There are more social media sites with Spanish content arriving online and the responses are met with great enthusiasm by Hispanic communities. Many of the larger social networking sites are creating Spanish versions of their websites to allow for the portion of non-English speaking users to have access to their websites and content. This plays well into Hispanic marketing 2.0 and companies wishing to offer social media platforms for their Spanish-speaking users. Hispanics in the social media age are redefining the standards for marketing and advertising throughout the Internet enabled world.
More than 66 percent of Latinos in America would be more inclined to buy products and services from companies and 64.7 percent would be even more loyal to companies that demonstrate a strong and visible commitment to the Hispanic community, according to a recent national telephone survey of 1,100 employed adult Hispanic consumers conducted on behalf of the management consulting firm Garcia Trujillo LLC.
“Hispanics in the U.S. will no doubt impact health and wellness trends,” says Ray Wolfson, president of The Matrix Group in New Jersey, whose company advises many supplement and food manufacturing companies about retail product placement. “Many Hispanics come from cultures that value traditional remedies. They have a predilection for “natural” remedies and have a negative attitude toward traditional doctors and prescription drugs. Often in their home countries medical care was beyond their means due to cost factors. Those concerns have not disappeared.” says Wolfson.
According to the dLife Foundation, diabetes is one of the most serious health challenges facing Hispanics and Latinos in the United States. It is the sixth leading cause of death within the community and the fourth leading cause of death among Hispanic women and Hispanic elderly. Hispanics and Latinos are at a higher risk of developing and dying from diabetes, and twice as likely as other populations to experience complications such as heart disease, high blood pressure, blindness, kidney disease, amputations and nerve damage.

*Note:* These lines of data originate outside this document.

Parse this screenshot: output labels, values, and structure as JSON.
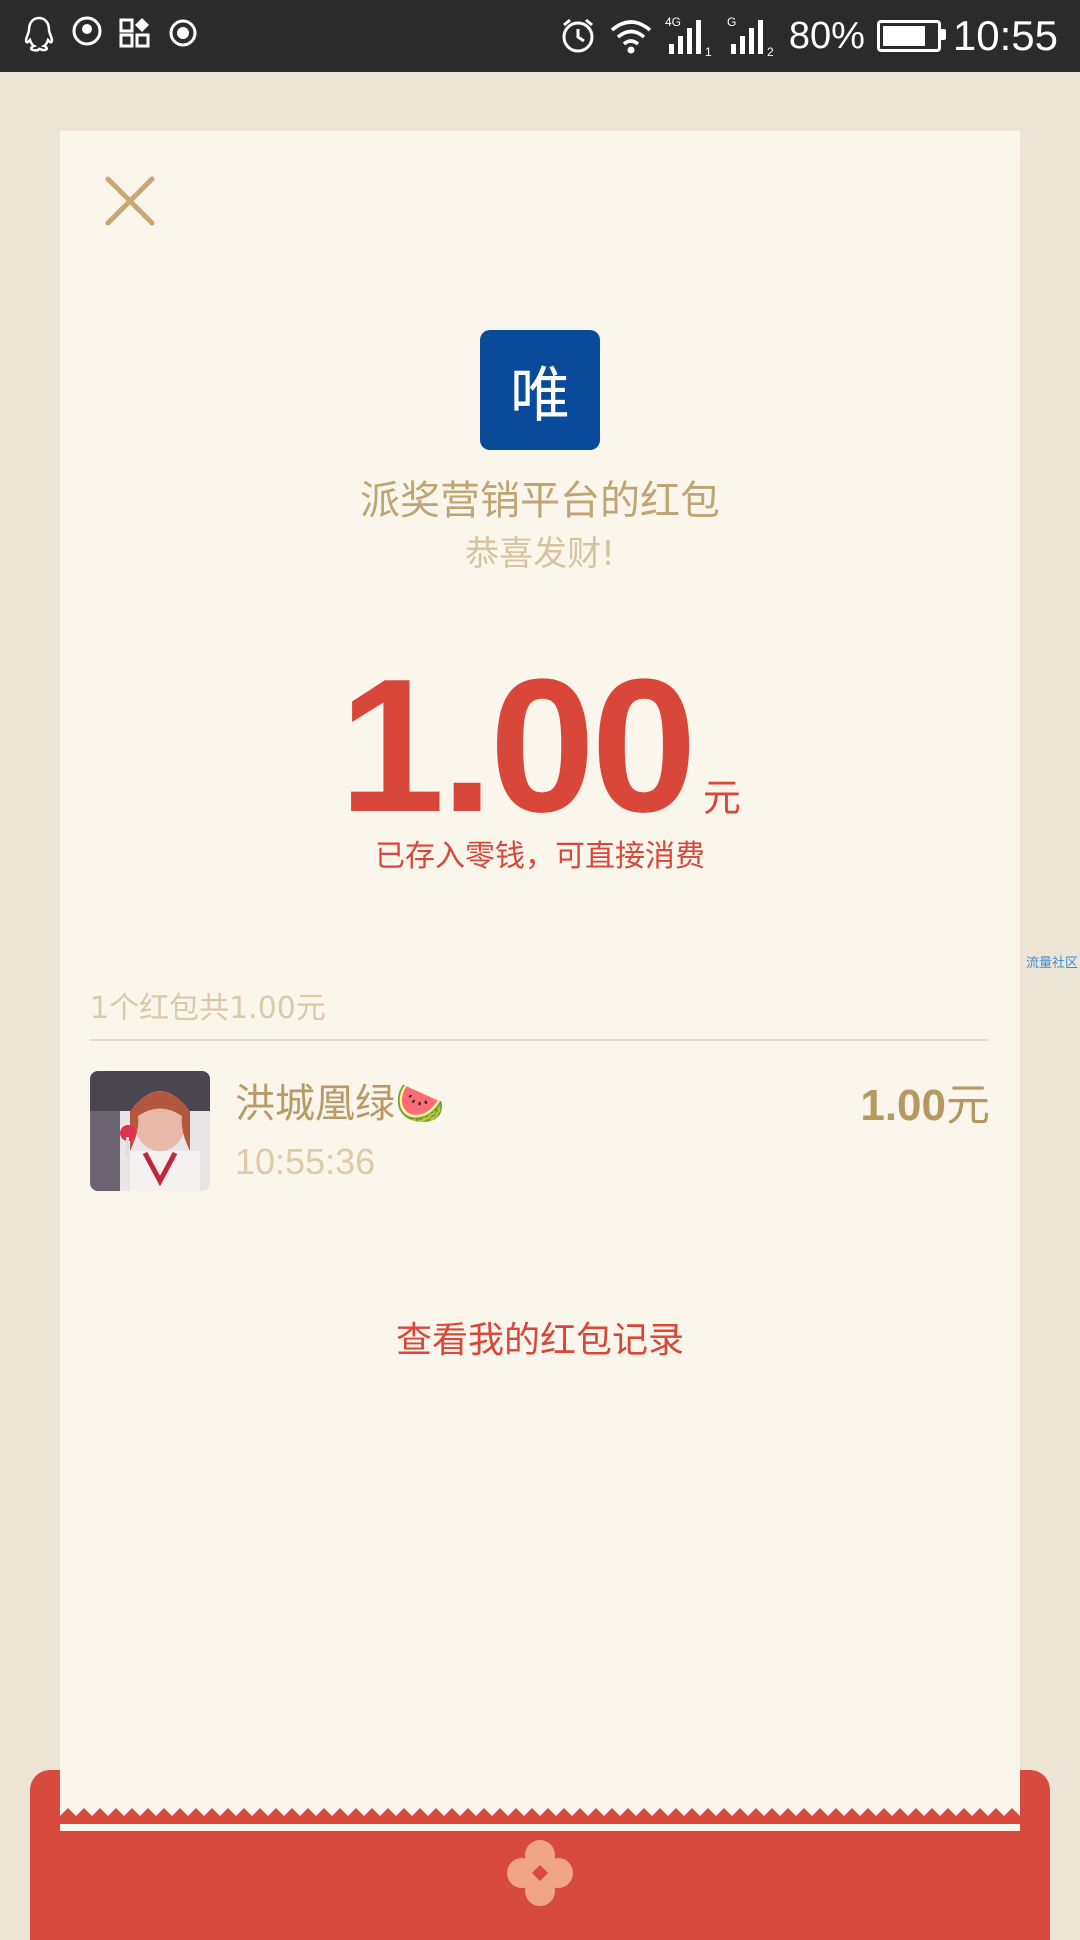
{
  "status_bar": {
    "battery_percent": "80%",
    "battery_level": 0.8,
    "time": "10:55",
    "net1": "4G",
    "net2": "G"
  },
  "card": {
    "logo_char": "唯",
    "sender_title": "派奖营销平台的红包",
    "blessing": "恭喜发财!",
    "amount": "1.00",
    "amount_unit": "元",
    "amount_note": "已存入零钱，可直接消费",
    "summary": "1个红包共1.00元",
    "recipient": {
      "name": "洪城凰绿",
      "name_emoji": "🍉",
      "time": "10:55:36",
      "amount": "1.00",
      "amount_unit": "元"
    },
    "history_link": "查看我的红包记录"
  },
  "watermark": "流量社区",
  "colors": {
    "accent_red": "#d9473a",
    "gold": "#bfa474",
    "logo_blue": "#0a4a9b",
    "envelope_red": "#d84a3e"
  }
}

The National Diabetes Education Program reported that 10.4 percent of Hispanics/Latinos ages 20 years or older have been diagnosed with diabetes. And among Hispanics/Latinos, diabetes prevalence rates are 8.2 percent for Cubans, 11.9 percent for Mexican Americans, and 12.6 percent for Puerto Ricans.
“Although many companies continue to make investments in building their brands and their business strategically in the Hispanic market, our survey shows a significant gap in companies’ ability to engage and build equity with the fastest growing demographic in America,” said Charles Garcia, Garcia Trujillo CEO and a director of Winn-Dixie Stores.
“It’s no secret that the Hispanic population is the fastest growing segment in the United States and that consumer base is an integral part of the marketplace with close to $1 trillion in buying power,” says Karena Dillon, president of Baker Dillon Group, a leading dietary supplement and food brand marketing firm based in Northern California, and president of the Consultants Association for the Natural Products Industry.
“If you’re not effectively marketing your product or service to the Hispanic community, you’re missing out on reaching over 45 million potential customers,” Dillon added.